The Accounting and Corporate Regulatory Authority (ACRA) is proposing amendments to the Companies Act, ACRA Act and a new Corporate Service Providers Bill (CSP Bill). The proposals, which aim to be implemented in 2023, relate directly to Singapore's regulatory regime for corporate service providers and nominee directors and shareholders.
ACRA constantly reviews existing legislation to ensure that the corporate regulatory environment in Singapore remains competitive and robust. In 2015, the ACRA Act was amended to require filing agents and qualified individuals to be registered and comply with the recommendations of the Financial Action Task Force (“FATF”) relating to the combating of money laundering, terrorism financing and the financing of proliferation of weapons of mass destruction.
The proposals being contemplated, aim to enhance the sector's regulatory regime for the purpose of:
- improving Singapore’s compliance with the FATF recommendations and maintaining Singapore’s reputation as a trusted financial hub; and
- addressing the risks presented by the misuse of nominee arrangements in the creation of shell companies to facilitate money laundering; and to require individuals who act as nominee directors, by way of business, to be qualified persons.

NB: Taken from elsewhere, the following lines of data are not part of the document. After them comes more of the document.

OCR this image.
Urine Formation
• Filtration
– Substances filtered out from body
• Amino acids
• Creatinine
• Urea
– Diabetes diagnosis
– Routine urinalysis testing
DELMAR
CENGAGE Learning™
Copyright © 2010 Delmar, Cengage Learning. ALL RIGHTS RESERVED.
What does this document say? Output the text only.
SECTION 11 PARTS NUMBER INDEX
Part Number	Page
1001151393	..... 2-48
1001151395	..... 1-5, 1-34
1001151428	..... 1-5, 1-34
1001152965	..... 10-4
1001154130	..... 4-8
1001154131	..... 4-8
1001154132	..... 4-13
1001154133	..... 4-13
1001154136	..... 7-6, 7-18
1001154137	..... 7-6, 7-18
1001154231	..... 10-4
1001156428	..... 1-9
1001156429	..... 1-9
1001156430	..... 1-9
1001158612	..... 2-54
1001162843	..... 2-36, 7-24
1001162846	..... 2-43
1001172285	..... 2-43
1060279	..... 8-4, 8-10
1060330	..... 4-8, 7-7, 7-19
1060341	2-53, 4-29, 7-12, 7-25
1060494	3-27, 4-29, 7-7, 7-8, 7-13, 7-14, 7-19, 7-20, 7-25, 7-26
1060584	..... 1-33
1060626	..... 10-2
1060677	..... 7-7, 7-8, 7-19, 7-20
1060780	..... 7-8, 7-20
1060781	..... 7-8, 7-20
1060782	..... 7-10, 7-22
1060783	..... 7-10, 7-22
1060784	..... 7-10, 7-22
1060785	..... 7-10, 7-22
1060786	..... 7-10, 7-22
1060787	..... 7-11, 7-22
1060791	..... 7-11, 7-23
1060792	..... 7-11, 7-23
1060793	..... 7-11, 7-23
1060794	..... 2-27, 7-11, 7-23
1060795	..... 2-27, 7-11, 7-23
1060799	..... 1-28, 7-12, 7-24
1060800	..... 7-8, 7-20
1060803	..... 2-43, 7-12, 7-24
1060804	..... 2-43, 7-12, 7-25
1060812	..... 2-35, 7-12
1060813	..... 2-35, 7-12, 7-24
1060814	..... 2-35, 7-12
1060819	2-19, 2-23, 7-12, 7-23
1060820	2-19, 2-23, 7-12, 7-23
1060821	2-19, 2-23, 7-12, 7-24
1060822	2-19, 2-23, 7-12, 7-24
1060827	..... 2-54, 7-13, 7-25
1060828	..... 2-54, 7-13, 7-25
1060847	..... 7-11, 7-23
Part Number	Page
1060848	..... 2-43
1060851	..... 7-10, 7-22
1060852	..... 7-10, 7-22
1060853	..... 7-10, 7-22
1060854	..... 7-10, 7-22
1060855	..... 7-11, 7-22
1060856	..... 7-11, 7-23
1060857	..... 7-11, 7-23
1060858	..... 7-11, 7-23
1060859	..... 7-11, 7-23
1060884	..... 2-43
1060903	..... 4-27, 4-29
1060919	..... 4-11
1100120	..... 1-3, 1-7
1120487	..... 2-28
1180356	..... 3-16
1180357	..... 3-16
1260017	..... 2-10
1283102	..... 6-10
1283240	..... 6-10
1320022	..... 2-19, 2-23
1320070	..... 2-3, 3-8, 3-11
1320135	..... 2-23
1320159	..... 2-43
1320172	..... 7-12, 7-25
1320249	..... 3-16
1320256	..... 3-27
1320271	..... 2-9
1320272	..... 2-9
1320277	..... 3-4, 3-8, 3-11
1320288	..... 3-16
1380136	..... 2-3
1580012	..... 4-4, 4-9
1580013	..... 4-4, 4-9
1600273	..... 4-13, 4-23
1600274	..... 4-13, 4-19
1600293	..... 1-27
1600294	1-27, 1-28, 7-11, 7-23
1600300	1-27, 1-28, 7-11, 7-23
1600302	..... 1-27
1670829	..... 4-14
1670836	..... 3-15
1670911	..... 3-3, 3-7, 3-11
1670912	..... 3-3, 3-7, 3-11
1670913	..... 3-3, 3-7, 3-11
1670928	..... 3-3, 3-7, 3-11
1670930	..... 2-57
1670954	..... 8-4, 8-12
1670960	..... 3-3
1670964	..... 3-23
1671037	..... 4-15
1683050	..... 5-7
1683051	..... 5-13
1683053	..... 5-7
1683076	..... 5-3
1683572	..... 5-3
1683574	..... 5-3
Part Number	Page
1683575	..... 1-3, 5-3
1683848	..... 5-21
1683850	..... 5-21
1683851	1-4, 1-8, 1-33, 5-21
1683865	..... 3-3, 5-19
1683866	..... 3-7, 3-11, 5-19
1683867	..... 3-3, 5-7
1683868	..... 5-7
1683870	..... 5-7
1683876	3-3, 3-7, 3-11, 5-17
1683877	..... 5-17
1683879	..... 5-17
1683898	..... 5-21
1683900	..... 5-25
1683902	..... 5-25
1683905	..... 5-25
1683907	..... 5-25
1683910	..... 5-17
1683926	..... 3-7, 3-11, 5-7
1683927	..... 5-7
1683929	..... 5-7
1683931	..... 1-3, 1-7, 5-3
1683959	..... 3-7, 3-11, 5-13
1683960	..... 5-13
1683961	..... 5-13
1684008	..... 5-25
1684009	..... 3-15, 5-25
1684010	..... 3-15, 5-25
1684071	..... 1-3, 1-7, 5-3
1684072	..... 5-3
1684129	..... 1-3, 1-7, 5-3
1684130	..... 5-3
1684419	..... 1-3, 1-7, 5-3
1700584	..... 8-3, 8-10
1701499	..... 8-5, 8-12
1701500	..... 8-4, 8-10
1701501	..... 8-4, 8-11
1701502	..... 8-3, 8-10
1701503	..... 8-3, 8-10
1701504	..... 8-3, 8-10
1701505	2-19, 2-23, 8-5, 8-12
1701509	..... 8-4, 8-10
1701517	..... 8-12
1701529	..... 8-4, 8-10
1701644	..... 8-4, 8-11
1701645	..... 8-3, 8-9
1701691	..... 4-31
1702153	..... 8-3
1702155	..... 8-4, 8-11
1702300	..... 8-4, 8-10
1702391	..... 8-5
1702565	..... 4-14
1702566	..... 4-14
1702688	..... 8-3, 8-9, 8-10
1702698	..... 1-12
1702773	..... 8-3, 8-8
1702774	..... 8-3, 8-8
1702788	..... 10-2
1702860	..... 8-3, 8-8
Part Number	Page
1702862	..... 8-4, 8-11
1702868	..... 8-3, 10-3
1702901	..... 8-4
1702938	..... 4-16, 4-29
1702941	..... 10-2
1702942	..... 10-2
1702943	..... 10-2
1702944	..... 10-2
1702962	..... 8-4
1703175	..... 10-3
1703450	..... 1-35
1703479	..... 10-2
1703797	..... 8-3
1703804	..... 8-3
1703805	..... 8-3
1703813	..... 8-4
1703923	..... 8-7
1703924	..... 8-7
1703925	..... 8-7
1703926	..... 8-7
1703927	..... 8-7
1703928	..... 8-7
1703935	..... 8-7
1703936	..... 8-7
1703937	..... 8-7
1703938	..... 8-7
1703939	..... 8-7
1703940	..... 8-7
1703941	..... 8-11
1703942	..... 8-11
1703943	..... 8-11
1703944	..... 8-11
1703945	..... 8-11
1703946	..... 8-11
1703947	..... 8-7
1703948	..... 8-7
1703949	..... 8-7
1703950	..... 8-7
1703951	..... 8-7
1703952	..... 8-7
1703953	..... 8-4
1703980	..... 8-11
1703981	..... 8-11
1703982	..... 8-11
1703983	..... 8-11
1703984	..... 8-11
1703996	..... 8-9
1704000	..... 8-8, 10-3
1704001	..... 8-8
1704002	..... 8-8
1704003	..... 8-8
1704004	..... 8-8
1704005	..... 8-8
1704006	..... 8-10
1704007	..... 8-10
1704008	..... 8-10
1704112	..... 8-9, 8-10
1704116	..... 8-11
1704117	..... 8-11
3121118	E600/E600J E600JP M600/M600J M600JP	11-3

Proposed enhancements to the regulatory regime
The legislative proposals are:
- to enact a new CSP Bill requiring all entities or persons providing corporate secretarial services in and from Singapore to register with ACRA as Corporate Service Providers ("CSPs") under the new CSP Bill, regardless of whether they need to transact with ACRA;
- to increase the maximum financial penalty for breaches of terms and conditions of registration by Registered Filing Agents ("RFAs") and CSPs from $25,000 per breach to at least $50,000 per breach;
- to increase the maximum financial penalty for breaches of terms and conditions of registration by Registered Qualified Individuals ("RQIs") from $10,000 per breach to $20,000 per breach;
- to introduce a fine not exceeding $100,000 for breaches of anti-money laundering/ countering the financing of terrorism obligations (“AML/ CFT obligations”) by, inter alia, directors, owners, partners of CSPs, committed with the connivance of, or attributable to any neglect by these individuals;
- to introduce a requirement for CSPs to conduct screening of their customers against prescribed sources of information, and to perform risk assessment on their customers;
- to introduce a requirement for CSPs to introduce group-wide AML/ CFT obligations covering their branches or subsidiaries in Singapore or elsewhere to mitigate the risks of money laundering/ terrorism financing;
- to remove the requirement for RFAs to display their notices of registration conspicuously at every place of business at which they carry out the function of a filing agent;
- to introduce a requirement for CSPs to provide ACRA with copies of Suspicious Transaction Reports that they file with the Suspicious Transaction Reporting Office;
- to remove the existing exemptions which provide that RFAs do not have to inquire on the existence of beneficial owners in relation to a customer which is a Singapore government entity or a foreign government entity;
- to introduce a provision that the AML/CFT obligations for CSPs will also cover financing of the proliferation of weapons of mass destruction;
- to introduce a requirement for CSPs to ensure that individuals they appoint to act as nominee directors are fit and proper; and satisfy prescribed training requirements, if they hold more than a legally prescribed number of nominee directorships by way of business (unless they are qualified persons); and
- to introduce a new requirement for nominee directors and shareholders to disclose their nominee status and the identity of their nominator to ACRA and for ACRA to maintain such information. The nominee status of the director/shareholder will be made publicly available.